Abstract
Streptavidin (SA) and biotin have the strongest known binding interaction in nature, with a KD in the
femtomolar range (4.8x10-14 M). This extraordinary binding affinity has led to its ubiquitous use in biomedical
research and diagnostics. Though SA/biotin enjoys success in many applications, abundant endogenous biotin
attenuates assay sensitivity. Moreover, SA is a highly immunogenic foreign protein, which limits its use in
therapeutic applications such as pretargeted immunotherapy (PTI).
Mirror-image SA and biotin (D-SA/L-biotin) offer an elegant solution to these problems.

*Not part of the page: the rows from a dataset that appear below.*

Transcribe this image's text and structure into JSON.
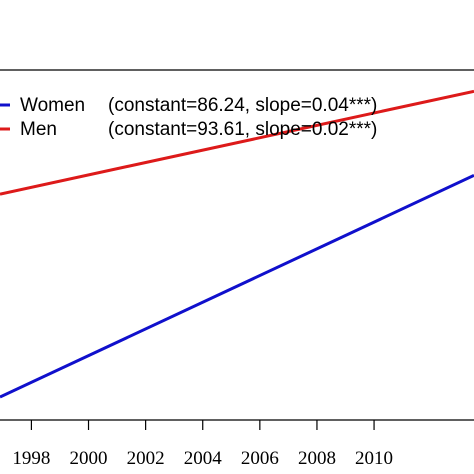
{
  "chart_data": {
    "type": "line",
    "x_ticks": [
      "1998",
      "2000",
      "2002",
      "2004",
      "2006",
      "2008",
      "2010"
    ],
    "xlim": [
      1996.9,
      2013.5
    ],
    "ylim": [
      86.4,
      94.3
    ],
    "grid": false,
    "legend_position": "top-left",
    "series": [
      {
        "name": "Women",
        "legend_label": "Women",
        "legend_note": "(constant=86.24, slope=0.04***)",
        "color": "#1010cc",
        "x": [
          1996.9,
          2013.5
        ],
        "y": [
          86.92,
          91.92
        ]
      },
      {
        "name": "Men",
        "legend_label": "Men",
        "legend_note": "(constant=93.61, slope=0.02***)",
        "color": "#dd1a1a",
        "x": [
          1996.9,
          2013.5
        ],
        "y": [
          91.5,
          93.82
        ]
      }
    ]
  }
}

For example, D-
Proteins are inert to L-proteases and therefore cannot be digested for MHC presentation to the immune system.
This property means that D-SA will have greatly decreased immunogenicity and increased half-life compared to
L-SA. Additionally, symmetry dictates that the mirror-image pair (D-SA/L-biotin) will have the exact same
exceptional affinity as the natural pair (L-SA/D-biotin). Importantly, we have discovered that D-biotin has minimal
binding to D-SA. Therefore, we propose that D-SA/L-biotin can be used as a biotin orthogonal streptavidin system
(BOSS). We hypothesize that the orthogonality of BOSS, along with D-SA’s low immunogenicity, will
overcome the limitations of natural SA/biotin.

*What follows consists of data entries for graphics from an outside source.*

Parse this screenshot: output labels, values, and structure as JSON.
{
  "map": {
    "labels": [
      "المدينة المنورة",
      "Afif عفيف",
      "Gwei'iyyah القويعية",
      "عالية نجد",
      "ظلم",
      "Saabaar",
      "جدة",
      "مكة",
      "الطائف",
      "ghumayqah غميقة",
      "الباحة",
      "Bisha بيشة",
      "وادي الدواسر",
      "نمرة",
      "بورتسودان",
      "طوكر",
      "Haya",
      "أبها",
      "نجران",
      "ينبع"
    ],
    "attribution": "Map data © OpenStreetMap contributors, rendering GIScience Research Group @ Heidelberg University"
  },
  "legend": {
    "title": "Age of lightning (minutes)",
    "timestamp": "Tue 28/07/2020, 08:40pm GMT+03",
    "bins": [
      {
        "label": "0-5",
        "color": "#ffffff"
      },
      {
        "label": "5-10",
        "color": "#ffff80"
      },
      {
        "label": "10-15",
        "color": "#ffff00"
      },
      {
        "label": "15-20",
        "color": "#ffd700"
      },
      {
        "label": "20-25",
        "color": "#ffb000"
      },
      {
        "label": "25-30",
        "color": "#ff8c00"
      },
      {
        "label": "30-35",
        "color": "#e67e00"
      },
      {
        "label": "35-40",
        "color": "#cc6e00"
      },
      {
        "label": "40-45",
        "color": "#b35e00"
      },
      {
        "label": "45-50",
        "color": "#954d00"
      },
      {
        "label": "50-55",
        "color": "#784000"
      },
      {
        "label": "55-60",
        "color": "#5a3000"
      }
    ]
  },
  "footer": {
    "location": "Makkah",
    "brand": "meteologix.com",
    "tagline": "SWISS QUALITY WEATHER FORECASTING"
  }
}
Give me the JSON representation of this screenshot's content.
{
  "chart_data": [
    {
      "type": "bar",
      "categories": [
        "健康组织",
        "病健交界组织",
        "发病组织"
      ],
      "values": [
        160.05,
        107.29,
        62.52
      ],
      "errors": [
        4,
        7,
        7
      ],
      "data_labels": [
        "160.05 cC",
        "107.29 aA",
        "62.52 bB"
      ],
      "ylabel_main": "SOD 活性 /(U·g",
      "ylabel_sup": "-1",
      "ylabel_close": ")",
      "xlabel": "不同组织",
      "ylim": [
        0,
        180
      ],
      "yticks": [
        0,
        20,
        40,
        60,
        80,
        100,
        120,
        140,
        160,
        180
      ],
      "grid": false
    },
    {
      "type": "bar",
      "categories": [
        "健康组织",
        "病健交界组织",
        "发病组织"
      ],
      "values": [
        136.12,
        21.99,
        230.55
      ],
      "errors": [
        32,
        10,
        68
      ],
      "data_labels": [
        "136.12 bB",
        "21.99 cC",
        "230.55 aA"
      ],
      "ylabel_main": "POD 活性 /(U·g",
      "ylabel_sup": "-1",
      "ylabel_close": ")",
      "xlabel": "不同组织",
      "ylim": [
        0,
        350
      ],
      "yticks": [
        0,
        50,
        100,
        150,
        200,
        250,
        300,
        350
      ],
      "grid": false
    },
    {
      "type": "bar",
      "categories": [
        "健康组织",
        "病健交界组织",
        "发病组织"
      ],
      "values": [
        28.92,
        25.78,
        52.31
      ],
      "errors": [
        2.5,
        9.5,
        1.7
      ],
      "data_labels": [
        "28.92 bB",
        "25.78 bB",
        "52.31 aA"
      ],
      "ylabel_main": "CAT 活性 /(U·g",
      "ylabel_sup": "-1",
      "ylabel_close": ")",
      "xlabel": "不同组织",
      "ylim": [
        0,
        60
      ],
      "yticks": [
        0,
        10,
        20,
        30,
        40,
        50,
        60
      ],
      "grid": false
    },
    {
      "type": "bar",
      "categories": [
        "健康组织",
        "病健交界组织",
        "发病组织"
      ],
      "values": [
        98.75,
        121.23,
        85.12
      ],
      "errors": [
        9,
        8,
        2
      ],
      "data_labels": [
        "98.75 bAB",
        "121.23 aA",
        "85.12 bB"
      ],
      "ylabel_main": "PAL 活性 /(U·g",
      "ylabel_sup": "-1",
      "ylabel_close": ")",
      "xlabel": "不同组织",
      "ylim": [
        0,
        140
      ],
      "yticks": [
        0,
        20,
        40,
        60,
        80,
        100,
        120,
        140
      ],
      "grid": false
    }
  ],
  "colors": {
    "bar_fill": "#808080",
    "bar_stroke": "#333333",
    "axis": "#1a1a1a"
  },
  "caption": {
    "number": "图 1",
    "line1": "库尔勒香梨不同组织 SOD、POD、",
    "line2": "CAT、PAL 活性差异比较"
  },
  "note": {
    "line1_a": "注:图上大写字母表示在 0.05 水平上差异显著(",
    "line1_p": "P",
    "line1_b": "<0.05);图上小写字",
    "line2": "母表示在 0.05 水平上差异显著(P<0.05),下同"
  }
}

We will chemically synthesize D-SA using solid-phase peptide synthesis with D-amino acids and native
chemical ligation. We will then replicate a previously reported SA PTI method using BOSS. We will attach this
D-SA to the C-terminus of the antibody fragment (scFv) used in the previous study (scFv-D-SA) and will
recombinantly express its L-counterpart (scFv-L-SA). This scFv binds to GD2, a cell-surface glycosphingolipid
that is upregulated in neuroblastoma (NB). We will first measure the efficacy of scFv-D-SA in NB cells using
fluorescence microscopy. We will attach a red fluorophore to D-biotin and magenta fluorophore to L-biotin to
determine the relative binding of scFv-D-SA and scFv-L-SA to the NB cells and a panel of control cells. We will
then test our BOSS PTI method in mice xenografted with NB cells using fluorescence-based full-body imaging
to look for enhanced fluorescence localized around the tumor. We expect that BOSS will dramatically improve
current pretargeting efforts. Moreover, given the ubiquity of biotin/SA-based systems throughout biomedical
science, we also expect BOSS to be widely applicable and relevant to proximity labeling, diagnostic testing, and
any method that suffers from SA immunogenicity and biotin interference.